8 Amazing Choline Rich Foods

Choline is not a vitamin. It is one of the essential nutrients. Although our body can synthesis this nutrient in smaller amounts for the proper maintenance of the health, it is required to get this nutrient from the diet for maintaining the adequate levels in the body. This amazing essential nutrient has many functions in the body. It greatly aids in the synthesis of the cell structure. This essential nutrient aids to form the precursors of the cell signaling, nerve impulse transmission and greatly helps the brain in producing the neurotransmitters. It is also a fatty acid and stops the accumulation of fat in the liver. It works wonders in removing toxins and wastes and slows the build-up of the cholesterol. In this article, we are going to share few of the amazing choline-rich foods.

1. Soya Beans:

Soya beans are the great source of choline.
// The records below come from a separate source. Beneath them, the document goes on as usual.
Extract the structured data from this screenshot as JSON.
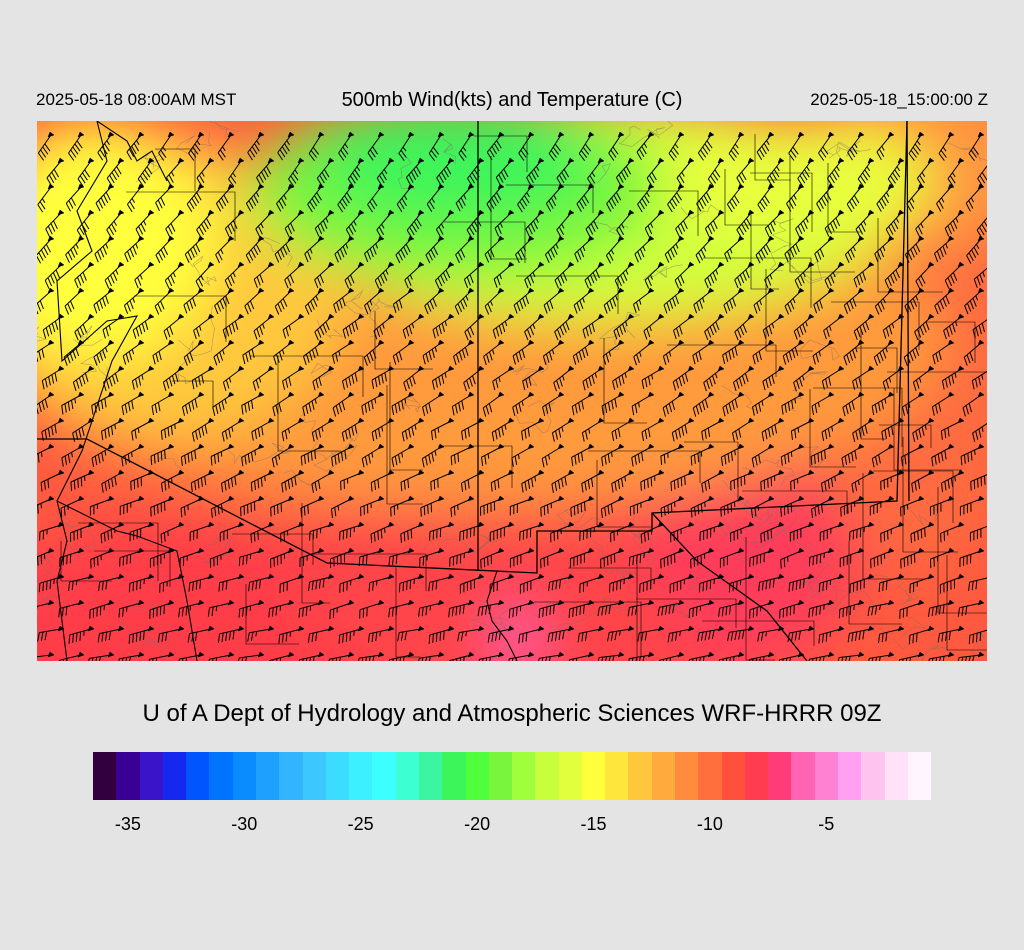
{
  "header": {
    "local_time": "2025-05-18 08:00AM MST",
    "title": "500mb Wind(kts) and Temperature (C)",
    "valid_time": "2025-05-18_15:00:00 Z"
  },
  "credit": "U of A Dept of Hydrology and Atmospheric Sciences WRF-HRRR 09Z",
  "colorbar": {
    "colors": [
      "#33003f",
      "#3a0096",
      "#3a14c8",
      "#1428f0",
      "#0055ff",
      "#0073ff",
      "#0a8cff",
      "#1ea0ff",
      "#32b4ff",
      "#3cc8ff",
      "#3cdcff",
      "#3cf0ff",
      "#3cffff",
      "#3cffd2",
      "#3cf5a0",
      "#3cf55a",
      "#50ff3c",
      "#78f53c",
      "#a0ff3c",
      "#c8ff3c",
      "#e1ff3c",
      "#ffff3c",
      "#ffe63c",
      "#ffc83c",
      "#ffaa3c",
      "#ff8c3c",
      "#ff6e3c",
      "#ff503c",
      "#ff3c50",
      "#ff3c78",
      "#ff64b4",
      "#ff82d2",
      "#ffa0f0",
      "#ffc3f0",
      "#ffe1fa",
      "#fff5ff"
    ],
    "tick_labels": [
      "-35",
      "-30",
      "-25",
      "-20",
      "-15",
      "-10",
      "-5"
    ],
    "tick_values": [
      -35,
      -30,
      -25,
      -20,
      -15,
      -10,
      -5
    ],
    "range": [
      -36,
      -1
    ]
  },
  "map": {
    "field": "500mb temperature (C) with wind barbs (kts)",
    "colors": {
      "cold_core": "#3cf55a",
      "mid": "#ffff3c",
      "warm": "#ff8c3c",
      "hot": "#ff3c50",
      "max": "#ff64b4",
      "barb": "#000000",
      "border": "#000000"
    }
  }
}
Because of the rich content of choline, the moderate consumption of soya beans is suggested. This is because; choline in soya beans works great in manufacturing the acetylcholine, a compound that occurs throughout nervous system and functions as the neurotransmitter. This compound activates muscles as well.[1]

Soya Beans

2. Eggs:

You can get this essential nutrient from eggs as well. In fact, choline in eggs is in the form of phosphatidylcholine. And this phosphatidylcholine in turn is a major constituent of lecithin. Hence, the lecithin rich foods are the good sources of choline. And eggs are rich in lecithin. Therefore, consume an egg on the regular basis as the part of your breakfast.[2]


3. Milk:

Milk is also one of the main sources of choline. This nutrient is important for the transmission of the nerve impulses and fat metabolism. Prefer to consume a glass of milk daily. Some researchers confirmed that this essential nutrient plays a role in enhancing memory levels.[3]


4. Chickpeas:

Chickpeas are another important dietary source of choline. In fact, highest amounts of this nutrient are found in these legumes. Besides reducing the risk of choline deficiency, these legumes offer a wide variety of health benefits also. These legumes have the power of controlling the blood sugar levels. They enhance satiety and greatly help with the weight loss.[4]


5. Green Beans:

Green beans are another significant food source of choline. Prefer including green beans in your weekly chart. Moderate consumption of green beans is highly recommended. These beans are the nutrient packed and make your bones and eyes strong and healthy. The high intake of green beans works miracles in regulating the digestive processes.[5]

Green Beans

6. Brown Rice:

You can obtain rich amounts of choline from brown rice as well. Brown rice, one of the highly nutritious foods, is loaded with B vitamins, magnesium, selenium, niacin, phosphorus, dietary fiber, manganese, and iron etc. With all these nutrients, the brown rice works great in lowering the bad cholesterol levels, keeps energy constant, regularizes the bowel movements, and keeps the digestive system healthy too.[6]

Brown Rice

7. Strawberries:

Strawberries are the rich source of choline. Consume larger amounts of strawberries on the regular or weekly basis so as to keep the choline deficiency at bay. The deficiency of choline leads to the fatty liver. Due to this reason, this essential nutrient is highly indicated in cirrhosis of the liver with the fatty changes. Choline aids the oxidation of the fatty acids by forming lecithin.[7]


8. Carrots:

Carrots are also abundantly rich in choline. It is suggested to consume one or two carrots on the daily basis so as to meet the daily requirement of the choline. Alternatively, you can consume carrot juice as well. This nutrient in carrots is highly helpful in flushing out the waste and toxins from the body. Choline in carrots plays a key role in reducing fat in the liver.[8]